## Notebook to subset cohort genotype callset from larger parent cohort callset

#### import libraries and set notebook variables

In [1]:
from pandas import read_csv
import threading

In [7]:
# naming
cohort = 'foundin'
build = 'amppdv3'
cohort_build = f'{cohort}_{build}'

# directories
wrk_dir = f'/labshare/raph/datasets/{cohort}'
genos_dir = f'{wrk_dir}/genotypes/2022_v3release_1115'
info_dir = f'{wrk_dir}/sample_info'

# in files
sample_list_file = f'{genos_dir}/{cohort}.samples.list'
source_pfiles_prefix = '/labshare/raph/datasets/amppd/genotypes/2022_v3release_1115/chr'
cohort_psam_file = f'{info_dir}/{cohort_build}.psam'

# constants 
autosomes = [str(x) for x in list(range(1,23))]
sexomes = ['X', 'Y']
chromosomes = autosomes + sexomes
DEBUG = True

#### threading related functions

In [3]:
#### threading related function

# run command line procsss with bash majic
# make this a small function so it can be target function for threading
def run_bash_cmd(this_cmd):
    !{this_cmd}

# for each bash command is list add to execution thread, join and wait til all done
def run_bash_cmds_threaded(cmd_list):
    job_threads = []
    for this_cmd in cmd_list:
        this_thread = threading.Thread(target=run_bash_cmd, args=(this_cmd,))
        job_threads.append(this_thread)
        this_thread.start()

    for job_thread in job_threads:
        job_thread.join()          

#### read the original sample ID list, and re-prefix from old LNG to AMPPD

In [6]:
sample_ids = read_csv(sample_list_file, header=None)
sample_ids.columns = ['id']
print(f'sample list shape {sample_ids.shape}')
if DEBUG:
    display(sample_ids.sample(5))

sample list shape (135, 1)


Unnamed: 0,id
70,PP-50860
6,PP-3422
65,PP-50086
11,PP-3453
67,PP-50219


#### subset foundin info from parent PPMI set

In [8]:
# read the AMP-PD chr22 psam
in_psam = f'{source_pfiles_prefix}22.psam'
psam_df = read_csv(in_psam, sep='\s+')
print(f'AMP-PD chr22 psam shape {psam_df.shape}')

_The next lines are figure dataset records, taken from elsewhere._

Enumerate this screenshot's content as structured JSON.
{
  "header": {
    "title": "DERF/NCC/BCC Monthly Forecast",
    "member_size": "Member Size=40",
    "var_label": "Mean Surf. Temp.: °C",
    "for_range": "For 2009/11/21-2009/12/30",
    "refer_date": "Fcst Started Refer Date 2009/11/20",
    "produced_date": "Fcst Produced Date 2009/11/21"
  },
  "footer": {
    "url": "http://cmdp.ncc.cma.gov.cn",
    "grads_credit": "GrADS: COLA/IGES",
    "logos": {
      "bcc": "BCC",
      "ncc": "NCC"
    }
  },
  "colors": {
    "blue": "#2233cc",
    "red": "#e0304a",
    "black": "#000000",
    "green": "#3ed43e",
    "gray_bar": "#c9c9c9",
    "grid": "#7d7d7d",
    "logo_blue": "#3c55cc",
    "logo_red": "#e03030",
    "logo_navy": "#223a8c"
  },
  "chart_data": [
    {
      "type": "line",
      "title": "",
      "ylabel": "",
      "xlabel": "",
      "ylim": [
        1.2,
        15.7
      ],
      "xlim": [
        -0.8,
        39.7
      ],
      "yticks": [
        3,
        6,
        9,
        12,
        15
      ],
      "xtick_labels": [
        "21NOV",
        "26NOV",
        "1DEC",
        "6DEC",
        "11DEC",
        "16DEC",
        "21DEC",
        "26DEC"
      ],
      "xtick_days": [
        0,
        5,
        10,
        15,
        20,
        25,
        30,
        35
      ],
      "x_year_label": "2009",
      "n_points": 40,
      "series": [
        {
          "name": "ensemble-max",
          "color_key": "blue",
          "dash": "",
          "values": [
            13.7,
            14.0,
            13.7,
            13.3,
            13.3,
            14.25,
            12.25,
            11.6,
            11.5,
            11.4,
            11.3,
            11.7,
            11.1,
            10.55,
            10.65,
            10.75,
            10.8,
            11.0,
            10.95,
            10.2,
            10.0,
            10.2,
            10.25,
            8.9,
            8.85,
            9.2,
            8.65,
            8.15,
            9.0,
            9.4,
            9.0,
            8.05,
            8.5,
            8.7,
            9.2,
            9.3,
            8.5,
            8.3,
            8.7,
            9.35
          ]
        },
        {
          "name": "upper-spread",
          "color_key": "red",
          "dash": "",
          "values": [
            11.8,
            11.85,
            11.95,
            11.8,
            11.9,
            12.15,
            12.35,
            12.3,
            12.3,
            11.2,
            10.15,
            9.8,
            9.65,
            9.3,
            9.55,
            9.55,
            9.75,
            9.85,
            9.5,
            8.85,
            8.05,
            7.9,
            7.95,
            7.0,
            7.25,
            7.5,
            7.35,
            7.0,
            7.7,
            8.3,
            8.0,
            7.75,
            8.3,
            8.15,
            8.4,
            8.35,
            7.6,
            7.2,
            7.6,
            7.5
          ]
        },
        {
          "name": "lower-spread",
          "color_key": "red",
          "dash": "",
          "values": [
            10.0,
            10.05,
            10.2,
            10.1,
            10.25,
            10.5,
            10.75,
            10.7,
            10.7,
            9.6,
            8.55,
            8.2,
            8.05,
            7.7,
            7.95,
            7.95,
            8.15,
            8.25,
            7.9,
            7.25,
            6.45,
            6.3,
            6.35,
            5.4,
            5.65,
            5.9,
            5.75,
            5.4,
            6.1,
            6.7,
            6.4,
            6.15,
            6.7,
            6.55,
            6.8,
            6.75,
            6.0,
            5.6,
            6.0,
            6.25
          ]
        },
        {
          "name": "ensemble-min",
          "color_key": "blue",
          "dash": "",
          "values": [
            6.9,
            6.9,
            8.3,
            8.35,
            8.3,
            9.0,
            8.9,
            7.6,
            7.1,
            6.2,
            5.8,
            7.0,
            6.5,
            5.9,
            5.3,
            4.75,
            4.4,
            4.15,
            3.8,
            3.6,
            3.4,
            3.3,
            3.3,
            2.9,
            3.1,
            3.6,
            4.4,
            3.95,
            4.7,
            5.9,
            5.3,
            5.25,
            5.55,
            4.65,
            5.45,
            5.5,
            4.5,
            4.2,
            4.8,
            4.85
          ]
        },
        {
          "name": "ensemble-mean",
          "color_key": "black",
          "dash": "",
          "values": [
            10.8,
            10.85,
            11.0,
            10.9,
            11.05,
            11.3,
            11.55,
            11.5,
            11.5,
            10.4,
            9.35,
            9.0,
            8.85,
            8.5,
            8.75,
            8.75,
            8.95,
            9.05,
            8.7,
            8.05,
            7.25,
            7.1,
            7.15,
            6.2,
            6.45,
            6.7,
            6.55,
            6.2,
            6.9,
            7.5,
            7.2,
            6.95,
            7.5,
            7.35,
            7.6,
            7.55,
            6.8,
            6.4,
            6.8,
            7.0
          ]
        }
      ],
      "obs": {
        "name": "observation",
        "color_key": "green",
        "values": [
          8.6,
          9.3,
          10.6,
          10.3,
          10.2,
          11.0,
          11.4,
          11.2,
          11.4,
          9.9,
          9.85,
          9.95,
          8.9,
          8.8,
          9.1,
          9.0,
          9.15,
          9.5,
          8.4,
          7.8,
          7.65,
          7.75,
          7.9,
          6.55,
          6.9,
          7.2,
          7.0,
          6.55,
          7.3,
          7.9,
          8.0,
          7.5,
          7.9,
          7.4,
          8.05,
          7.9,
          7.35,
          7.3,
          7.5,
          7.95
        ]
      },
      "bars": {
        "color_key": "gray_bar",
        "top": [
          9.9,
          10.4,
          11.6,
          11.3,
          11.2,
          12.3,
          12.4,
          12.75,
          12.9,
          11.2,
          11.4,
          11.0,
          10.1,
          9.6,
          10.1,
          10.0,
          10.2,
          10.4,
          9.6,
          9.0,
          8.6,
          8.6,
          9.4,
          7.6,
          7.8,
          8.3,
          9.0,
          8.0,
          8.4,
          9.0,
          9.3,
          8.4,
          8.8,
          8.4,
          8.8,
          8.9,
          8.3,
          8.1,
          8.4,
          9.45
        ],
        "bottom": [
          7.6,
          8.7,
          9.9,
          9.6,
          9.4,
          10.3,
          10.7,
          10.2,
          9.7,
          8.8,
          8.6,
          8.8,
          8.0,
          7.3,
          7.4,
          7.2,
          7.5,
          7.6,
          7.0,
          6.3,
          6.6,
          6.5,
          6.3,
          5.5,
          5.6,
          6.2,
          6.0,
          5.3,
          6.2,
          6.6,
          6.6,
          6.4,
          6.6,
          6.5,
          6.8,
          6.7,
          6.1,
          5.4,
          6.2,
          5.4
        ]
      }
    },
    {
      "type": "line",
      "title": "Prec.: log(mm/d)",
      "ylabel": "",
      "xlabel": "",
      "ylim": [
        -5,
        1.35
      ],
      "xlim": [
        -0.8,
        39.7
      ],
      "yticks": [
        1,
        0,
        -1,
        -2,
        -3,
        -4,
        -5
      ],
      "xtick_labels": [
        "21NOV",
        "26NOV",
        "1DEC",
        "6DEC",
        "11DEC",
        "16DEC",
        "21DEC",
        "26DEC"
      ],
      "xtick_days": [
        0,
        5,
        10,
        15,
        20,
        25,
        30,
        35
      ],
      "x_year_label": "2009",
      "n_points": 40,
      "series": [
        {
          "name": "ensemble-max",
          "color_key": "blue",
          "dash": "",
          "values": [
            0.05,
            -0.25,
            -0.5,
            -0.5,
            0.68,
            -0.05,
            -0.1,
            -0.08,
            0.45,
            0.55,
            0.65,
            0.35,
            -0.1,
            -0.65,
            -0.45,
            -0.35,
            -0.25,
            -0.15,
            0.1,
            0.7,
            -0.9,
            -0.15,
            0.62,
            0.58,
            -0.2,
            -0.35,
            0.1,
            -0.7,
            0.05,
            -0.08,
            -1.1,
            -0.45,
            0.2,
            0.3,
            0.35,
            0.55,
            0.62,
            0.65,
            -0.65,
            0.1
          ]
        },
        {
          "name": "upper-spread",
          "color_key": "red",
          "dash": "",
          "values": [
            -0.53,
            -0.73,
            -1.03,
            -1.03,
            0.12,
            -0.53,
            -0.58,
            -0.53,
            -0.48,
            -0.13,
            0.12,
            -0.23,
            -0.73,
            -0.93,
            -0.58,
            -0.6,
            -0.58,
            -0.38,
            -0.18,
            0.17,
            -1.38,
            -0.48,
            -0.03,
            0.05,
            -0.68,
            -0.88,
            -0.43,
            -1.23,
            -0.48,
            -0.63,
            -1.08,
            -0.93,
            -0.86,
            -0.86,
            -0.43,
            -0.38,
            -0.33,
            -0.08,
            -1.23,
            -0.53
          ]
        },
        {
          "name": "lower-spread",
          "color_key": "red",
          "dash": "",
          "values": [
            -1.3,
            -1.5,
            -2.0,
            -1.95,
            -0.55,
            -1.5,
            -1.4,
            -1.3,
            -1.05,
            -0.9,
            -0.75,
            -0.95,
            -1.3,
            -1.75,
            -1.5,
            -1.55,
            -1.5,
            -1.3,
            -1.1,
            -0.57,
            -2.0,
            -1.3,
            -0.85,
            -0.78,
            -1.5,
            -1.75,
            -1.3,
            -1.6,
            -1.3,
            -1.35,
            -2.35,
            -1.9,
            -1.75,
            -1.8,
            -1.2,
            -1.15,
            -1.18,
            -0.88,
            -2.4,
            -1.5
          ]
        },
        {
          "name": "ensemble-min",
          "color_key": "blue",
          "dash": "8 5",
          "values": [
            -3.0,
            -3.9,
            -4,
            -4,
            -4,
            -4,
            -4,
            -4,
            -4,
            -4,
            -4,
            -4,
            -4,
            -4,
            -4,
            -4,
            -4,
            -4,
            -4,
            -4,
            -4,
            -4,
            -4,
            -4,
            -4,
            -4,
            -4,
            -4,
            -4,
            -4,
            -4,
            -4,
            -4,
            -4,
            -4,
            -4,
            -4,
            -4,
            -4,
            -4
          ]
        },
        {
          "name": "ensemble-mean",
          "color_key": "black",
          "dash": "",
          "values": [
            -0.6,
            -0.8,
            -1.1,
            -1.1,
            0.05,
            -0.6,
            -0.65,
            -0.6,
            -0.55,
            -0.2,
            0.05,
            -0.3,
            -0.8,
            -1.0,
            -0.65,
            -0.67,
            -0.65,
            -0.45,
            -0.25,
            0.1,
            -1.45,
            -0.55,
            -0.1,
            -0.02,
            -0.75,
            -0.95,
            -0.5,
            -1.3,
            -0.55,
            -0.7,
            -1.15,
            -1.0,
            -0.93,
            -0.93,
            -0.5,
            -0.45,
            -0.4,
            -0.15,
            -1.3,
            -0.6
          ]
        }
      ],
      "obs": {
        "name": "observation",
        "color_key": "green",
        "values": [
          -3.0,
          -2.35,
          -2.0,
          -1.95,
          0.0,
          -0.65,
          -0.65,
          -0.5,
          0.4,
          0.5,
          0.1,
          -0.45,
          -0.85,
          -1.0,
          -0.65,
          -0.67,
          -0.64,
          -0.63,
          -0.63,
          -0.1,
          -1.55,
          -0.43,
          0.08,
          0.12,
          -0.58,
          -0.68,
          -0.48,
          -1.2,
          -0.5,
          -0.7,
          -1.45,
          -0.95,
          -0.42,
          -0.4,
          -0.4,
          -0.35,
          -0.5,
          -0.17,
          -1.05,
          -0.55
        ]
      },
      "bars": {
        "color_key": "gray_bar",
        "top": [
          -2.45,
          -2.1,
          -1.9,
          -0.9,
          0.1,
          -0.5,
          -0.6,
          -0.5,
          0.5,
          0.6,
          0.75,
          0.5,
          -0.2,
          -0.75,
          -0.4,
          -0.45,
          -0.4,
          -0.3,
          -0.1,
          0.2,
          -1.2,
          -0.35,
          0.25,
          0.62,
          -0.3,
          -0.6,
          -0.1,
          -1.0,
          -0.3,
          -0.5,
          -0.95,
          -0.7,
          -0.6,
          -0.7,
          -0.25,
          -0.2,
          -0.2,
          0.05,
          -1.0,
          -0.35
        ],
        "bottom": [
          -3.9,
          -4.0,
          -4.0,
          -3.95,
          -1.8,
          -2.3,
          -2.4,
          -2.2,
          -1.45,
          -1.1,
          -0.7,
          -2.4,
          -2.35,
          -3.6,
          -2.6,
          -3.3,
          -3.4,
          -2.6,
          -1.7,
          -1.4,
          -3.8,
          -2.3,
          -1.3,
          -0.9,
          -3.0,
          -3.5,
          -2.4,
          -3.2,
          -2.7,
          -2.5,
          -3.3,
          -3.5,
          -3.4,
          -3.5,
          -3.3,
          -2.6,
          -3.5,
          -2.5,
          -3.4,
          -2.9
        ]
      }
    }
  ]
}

# now subset to just the cohort
psam_df = psam_df.loc[psam_df['IID'].isin(sample_ids['id'])]
print(f'FOUNDIN-PD psam subset shape{psam_df.shape}')
if DEBUG:
    display(psam_df.sample(5))

# now save the cohrt psam
psam_df.to_csv(cohort_psam_file, index=False, sep='\t')

AMP-PD chr22 psam shape (10418, 3)
FOUNDIN-PD psam subset shape(135, 3)


Unnamed: 0,#FID,IID,SEX
9284,PP-41471,PP-41471,
9683,PP-54265,PP-54265,
9586,PP-52530,PP-52530,
8731,PP-3419,PP-3419,
9720,PP-55380,PP-55380,


#### subset FOUNDIN-PD from AMP-PD plink2 pfile set

In [10]:
def frmt_plink2_subset(in_pfiles_prefix, genos_dir, out_name, chrom, 
                       keep_file, min_mac=1):
    in_pfiles = f'{in_pfiles_prefix}{chrom}'
    out_pfiles = f'{genos_dir}/{out_name}.chr{chrom}'
    if in_pfiles == out_pfiles:
        print('in name cannot be same of out name, here')
        plink_cmd = '#error'

    filter_pass = ' --var-filter'
    plink_cmd = f'plink2 --pfile {in_pfiles} --keep {keep_file} \
--mac {min_mac} --silent --make-pgen --out {out_pfiles}'
    return plink_cmd

cmds = [frmt_plink2_subset(source_pfiles_prefix, genos_dir, cohort_build, chrom, 
                           cohort_psam_file) for chrom in chromosomes] 

# print(cmds)
# now run the cmds concurrently    
run_bash_cmds_threaded(cmds)  

Error: No variants remaining after main filters.